Jude looks at me as if he’s trying to figure out whether I’m serious, but then he seems to get that that’s not really the point. He smiles and so do I.

“Thanks for today, on set,” he says, biting into a fry.

“Yeah, what happened there? Is it okay to ask? The morning went so smoothly. Is it Buster you have a hard time working with?”

“No, Buster’s great. It was all me. This is embarrassing, but I get vertigo. Not great around steep drops. I was on my way to freaking out, but you saved me, Fenny. You saved the scene.”

“It was nothing—”

“It was not. Why do you downplay your strengths?”

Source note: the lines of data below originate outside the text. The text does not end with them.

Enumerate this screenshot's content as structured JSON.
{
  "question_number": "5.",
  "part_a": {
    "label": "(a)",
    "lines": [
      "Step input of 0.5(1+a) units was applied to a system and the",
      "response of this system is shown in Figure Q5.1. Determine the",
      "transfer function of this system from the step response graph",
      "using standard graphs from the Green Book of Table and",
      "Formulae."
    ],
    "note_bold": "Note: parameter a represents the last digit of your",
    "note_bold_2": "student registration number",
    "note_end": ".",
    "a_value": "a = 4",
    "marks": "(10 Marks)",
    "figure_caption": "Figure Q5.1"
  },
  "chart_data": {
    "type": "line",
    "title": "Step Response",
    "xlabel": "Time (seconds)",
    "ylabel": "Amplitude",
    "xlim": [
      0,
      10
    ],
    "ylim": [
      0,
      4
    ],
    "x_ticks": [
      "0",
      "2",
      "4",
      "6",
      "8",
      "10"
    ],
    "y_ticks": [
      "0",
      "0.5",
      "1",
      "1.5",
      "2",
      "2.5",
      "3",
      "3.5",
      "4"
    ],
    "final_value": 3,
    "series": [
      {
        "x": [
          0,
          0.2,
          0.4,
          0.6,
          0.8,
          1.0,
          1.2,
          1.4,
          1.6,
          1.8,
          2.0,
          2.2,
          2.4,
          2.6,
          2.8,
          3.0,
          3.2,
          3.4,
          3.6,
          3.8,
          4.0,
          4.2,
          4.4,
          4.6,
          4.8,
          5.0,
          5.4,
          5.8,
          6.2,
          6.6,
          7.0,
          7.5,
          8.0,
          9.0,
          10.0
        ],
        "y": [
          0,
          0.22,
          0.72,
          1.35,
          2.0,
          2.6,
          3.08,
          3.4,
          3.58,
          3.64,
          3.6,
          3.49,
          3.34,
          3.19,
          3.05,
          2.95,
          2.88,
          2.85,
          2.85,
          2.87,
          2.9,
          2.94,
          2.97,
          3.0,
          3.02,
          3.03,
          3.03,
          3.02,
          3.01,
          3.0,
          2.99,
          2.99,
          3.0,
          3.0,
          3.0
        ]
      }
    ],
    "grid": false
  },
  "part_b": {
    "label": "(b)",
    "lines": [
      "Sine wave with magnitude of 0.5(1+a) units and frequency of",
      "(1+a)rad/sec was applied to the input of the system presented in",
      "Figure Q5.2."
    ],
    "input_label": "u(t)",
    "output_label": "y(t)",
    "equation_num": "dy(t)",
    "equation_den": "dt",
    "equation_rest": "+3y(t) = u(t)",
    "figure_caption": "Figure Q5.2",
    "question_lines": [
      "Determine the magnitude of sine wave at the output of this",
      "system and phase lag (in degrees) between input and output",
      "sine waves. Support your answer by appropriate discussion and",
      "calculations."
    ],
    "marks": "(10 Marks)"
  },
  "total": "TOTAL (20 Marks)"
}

I blink, surprised. “I know my strengths. I don’t downplay them. When I say it was nothing, I mean it changes nothing. I’ll still be rewriting scripts later tonight and into infinity.”

“You should be directing,” he says, just as I’ve taken a sip of my beer.

I have to fight hard to not do the spit-take gag.

“I’m serious,” Jude goes on. “You’ve got all the instincts. The actors revere you. You know everything, see everything, grasp everything. Buster said you’d already helped him block the scenes. You were made for this! You’re Zombie Hospital ’s unicorn. And unicorns need to direct. What?”

“Gee. It’s a great idea, Jude,” I deadpan, meeting his eyes. “Why didn’t I ever think of that?”

There’s a pregnant pause as I watch understanding flow into his brown eyes. They soften, turning down a bit at the corners.

“Oh,” he says, still looking at me.

The energy between us is so fraught that I can’t speak for fear of crying. I think Jude sees me, underneath the layers of protective sarcasm. I think he sees what I wanted, what he took from me, what it means.

“Fenny,” he says, and his voice is different. “They told me there was an unexpected opening.”

“It was unexpected to me, too,” I say quietly.

“Rich told me—what an ass —he said something about the director they had lined up being institutionalized.”

“Maybe he was gazing into the future.” I take a drink. “But for now, she’s very much still here.”

“That’s why you hate me.”

“I don’t hate you,” I confess. “Not anymore. Not that much.”

“That first day, when we met…” He trails off, studying me. “I couldn’t figure out what I’d done wrong. I was like, Do I remind her of some ex-boyfriend? ”

I almost spit out my beer again. I should really pause on the drinking until we’ve concluded this portion of the conversation.

“I’m sorry,” he says, cringing. “That was—wow—embarrassingly presumptuous of me.” Jude’s cheeks have turned a surprising shade of rosy.

“How so?”

His voice has gone higher, clearer. “I did not mean to imply that I think I look like someone you would date or should date—”

“It’s okay,” I say. “It’s simpler than all that. I just wanted your job.”